Mechanism of action and clearance for PCSK9 and anti-PCSK9 antibodies.

Notes: (A) Mechanism of LDL internalization by LDLR. Once LDL binds to LDLR it invaginates and is internalized into coated endocytic vesicles that form endosomes. LDL dissociates from LDLR, and LDLR is recycled on the cell surface. The entire cycle takes 10–15 minutes. (B) PCSK9 (unbound PCSK9 or LDL-bound PCSK9) directly binds the EGF-A domain of LDLR and targets LDLR toward intracellular degradation through an endosomal/lysosomal route. PCSK9 half-life in plasma is approximately 5 minutes. It is unknown whether the kinetics of unbound PCSK9 or LDL-bound PCSK9 differ. (C) IgG elimination. IgG internalization is mediated by fluid phase pinocytosis or receptor mediated endocytosis, followed by intracellular degradation of the IgG in the lysosome. A significant fraction of IgG is not targeted toward lysosomal degradation, but is redirected to the cell surface and released into the plasma through a process mediated by FcRn. (D) PCSK9-mAbs complex elimination.
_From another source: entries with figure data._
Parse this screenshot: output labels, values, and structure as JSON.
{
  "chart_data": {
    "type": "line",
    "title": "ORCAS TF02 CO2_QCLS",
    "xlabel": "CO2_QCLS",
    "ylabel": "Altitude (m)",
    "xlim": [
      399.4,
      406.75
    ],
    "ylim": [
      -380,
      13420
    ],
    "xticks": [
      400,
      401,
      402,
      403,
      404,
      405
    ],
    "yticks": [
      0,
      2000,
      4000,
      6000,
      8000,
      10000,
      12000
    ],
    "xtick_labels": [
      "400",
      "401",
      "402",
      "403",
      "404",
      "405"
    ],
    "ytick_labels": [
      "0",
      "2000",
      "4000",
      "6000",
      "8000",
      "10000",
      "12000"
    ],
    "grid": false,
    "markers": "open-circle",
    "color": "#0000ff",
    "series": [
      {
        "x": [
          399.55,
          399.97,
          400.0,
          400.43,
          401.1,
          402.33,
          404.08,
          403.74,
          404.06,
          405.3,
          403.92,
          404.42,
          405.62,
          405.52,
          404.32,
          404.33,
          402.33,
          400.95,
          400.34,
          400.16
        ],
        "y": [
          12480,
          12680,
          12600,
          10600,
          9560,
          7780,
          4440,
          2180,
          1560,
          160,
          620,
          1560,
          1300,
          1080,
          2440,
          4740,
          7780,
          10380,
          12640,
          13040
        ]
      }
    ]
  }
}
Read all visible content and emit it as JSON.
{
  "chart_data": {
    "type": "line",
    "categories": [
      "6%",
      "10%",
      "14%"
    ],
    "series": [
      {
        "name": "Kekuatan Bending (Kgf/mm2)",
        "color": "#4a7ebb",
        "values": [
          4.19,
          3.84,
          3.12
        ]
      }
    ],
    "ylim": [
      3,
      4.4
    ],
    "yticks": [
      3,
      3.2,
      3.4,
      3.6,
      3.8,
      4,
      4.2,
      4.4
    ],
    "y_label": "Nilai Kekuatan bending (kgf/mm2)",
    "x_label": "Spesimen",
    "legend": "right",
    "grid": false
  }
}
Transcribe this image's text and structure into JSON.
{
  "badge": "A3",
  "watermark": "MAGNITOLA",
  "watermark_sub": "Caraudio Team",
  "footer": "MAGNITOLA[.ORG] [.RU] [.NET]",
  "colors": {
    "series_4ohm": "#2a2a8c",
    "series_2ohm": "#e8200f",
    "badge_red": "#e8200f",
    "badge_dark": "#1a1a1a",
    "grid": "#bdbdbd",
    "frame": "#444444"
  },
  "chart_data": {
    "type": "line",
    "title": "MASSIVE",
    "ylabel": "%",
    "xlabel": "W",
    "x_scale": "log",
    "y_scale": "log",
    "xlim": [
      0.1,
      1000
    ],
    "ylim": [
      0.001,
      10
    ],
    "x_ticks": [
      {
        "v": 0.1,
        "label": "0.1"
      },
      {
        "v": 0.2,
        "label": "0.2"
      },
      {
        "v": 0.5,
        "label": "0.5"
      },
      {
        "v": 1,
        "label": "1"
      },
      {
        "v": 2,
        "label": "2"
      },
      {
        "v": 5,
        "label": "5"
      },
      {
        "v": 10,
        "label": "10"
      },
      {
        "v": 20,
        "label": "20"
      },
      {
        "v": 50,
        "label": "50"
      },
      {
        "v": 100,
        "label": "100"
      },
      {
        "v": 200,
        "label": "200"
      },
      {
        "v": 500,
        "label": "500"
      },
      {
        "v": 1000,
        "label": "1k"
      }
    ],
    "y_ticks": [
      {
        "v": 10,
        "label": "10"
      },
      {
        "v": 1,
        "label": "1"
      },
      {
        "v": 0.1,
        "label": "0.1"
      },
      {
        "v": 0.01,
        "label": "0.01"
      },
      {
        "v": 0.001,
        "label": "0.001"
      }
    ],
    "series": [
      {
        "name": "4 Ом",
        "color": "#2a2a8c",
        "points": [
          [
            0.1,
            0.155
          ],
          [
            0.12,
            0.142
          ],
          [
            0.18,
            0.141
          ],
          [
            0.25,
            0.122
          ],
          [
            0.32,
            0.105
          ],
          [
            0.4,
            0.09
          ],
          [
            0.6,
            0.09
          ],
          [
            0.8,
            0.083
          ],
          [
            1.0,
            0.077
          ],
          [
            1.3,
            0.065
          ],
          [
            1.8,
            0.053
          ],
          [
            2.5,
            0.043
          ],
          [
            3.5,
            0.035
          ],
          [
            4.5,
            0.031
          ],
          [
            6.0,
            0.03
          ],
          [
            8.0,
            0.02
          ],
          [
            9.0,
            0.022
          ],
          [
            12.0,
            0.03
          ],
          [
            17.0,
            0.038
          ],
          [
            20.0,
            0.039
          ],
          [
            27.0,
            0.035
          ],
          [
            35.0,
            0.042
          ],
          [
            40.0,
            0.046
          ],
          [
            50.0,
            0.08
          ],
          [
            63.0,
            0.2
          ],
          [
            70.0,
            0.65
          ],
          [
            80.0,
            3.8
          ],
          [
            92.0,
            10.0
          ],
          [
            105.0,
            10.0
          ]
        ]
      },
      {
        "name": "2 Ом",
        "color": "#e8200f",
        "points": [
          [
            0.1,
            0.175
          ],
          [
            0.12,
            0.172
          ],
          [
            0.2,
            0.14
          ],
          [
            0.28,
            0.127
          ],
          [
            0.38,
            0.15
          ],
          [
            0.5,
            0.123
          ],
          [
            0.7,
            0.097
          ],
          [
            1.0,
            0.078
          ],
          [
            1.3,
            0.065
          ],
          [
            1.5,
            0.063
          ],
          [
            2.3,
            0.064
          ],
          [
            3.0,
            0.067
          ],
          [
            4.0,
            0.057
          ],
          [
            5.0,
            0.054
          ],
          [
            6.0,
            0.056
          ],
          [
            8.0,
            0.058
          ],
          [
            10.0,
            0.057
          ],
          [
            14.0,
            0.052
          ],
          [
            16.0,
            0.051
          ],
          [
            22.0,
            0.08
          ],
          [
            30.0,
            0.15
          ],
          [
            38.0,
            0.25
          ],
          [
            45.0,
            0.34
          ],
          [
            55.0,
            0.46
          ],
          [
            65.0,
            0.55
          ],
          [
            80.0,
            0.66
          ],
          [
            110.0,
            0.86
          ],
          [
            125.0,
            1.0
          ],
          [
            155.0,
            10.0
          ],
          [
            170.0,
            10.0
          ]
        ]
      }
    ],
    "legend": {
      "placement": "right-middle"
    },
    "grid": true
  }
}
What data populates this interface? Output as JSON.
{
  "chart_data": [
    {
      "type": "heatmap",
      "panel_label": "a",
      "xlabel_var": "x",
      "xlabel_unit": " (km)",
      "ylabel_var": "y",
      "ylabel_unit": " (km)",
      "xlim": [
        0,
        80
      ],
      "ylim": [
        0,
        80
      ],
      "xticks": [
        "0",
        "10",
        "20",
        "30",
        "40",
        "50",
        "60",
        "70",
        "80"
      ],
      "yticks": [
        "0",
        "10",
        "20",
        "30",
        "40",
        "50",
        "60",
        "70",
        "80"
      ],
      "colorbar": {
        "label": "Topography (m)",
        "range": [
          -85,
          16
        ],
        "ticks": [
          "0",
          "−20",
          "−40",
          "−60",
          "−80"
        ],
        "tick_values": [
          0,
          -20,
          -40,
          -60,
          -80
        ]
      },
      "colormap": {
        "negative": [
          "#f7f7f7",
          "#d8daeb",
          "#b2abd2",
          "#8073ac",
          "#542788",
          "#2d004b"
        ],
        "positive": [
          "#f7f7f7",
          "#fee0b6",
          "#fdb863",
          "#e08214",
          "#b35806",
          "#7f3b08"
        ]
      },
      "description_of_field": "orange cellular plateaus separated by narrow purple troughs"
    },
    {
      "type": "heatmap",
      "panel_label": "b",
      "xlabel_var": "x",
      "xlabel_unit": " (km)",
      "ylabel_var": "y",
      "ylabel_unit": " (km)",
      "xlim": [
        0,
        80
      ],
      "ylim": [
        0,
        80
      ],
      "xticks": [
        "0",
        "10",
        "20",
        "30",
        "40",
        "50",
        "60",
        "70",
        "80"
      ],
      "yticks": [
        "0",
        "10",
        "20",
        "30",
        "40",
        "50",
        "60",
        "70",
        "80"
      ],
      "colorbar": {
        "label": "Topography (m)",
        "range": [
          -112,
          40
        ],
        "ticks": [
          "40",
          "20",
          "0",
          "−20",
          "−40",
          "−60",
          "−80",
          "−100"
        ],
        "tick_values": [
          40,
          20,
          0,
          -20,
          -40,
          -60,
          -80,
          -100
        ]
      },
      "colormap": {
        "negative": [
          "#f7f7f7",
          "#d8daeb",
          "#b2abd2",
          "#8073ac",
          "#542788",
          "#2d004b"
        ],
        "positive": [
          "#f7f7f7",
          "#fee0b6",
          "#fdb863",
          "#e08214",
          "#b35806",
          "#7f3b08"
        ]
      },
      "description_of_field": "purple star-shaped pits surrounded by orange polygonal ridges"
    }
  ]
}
The elimination is presumably mediated by PCSK9 through a mechanism similar to PCSK9-mediated degradation of LDLR (degradation through endosomal/lysosomal route). However, a clear mechanism has not been described.

Abbreviations: LDL, low-density lipoprotein; LDLR, LDL receptor; mAbs, monoclonal antibodies; IgG, immunoglobulin G; PCSK9, pro-protein convertase subtilisin/kexin type 9; FcRn, neonatal Fc receptor.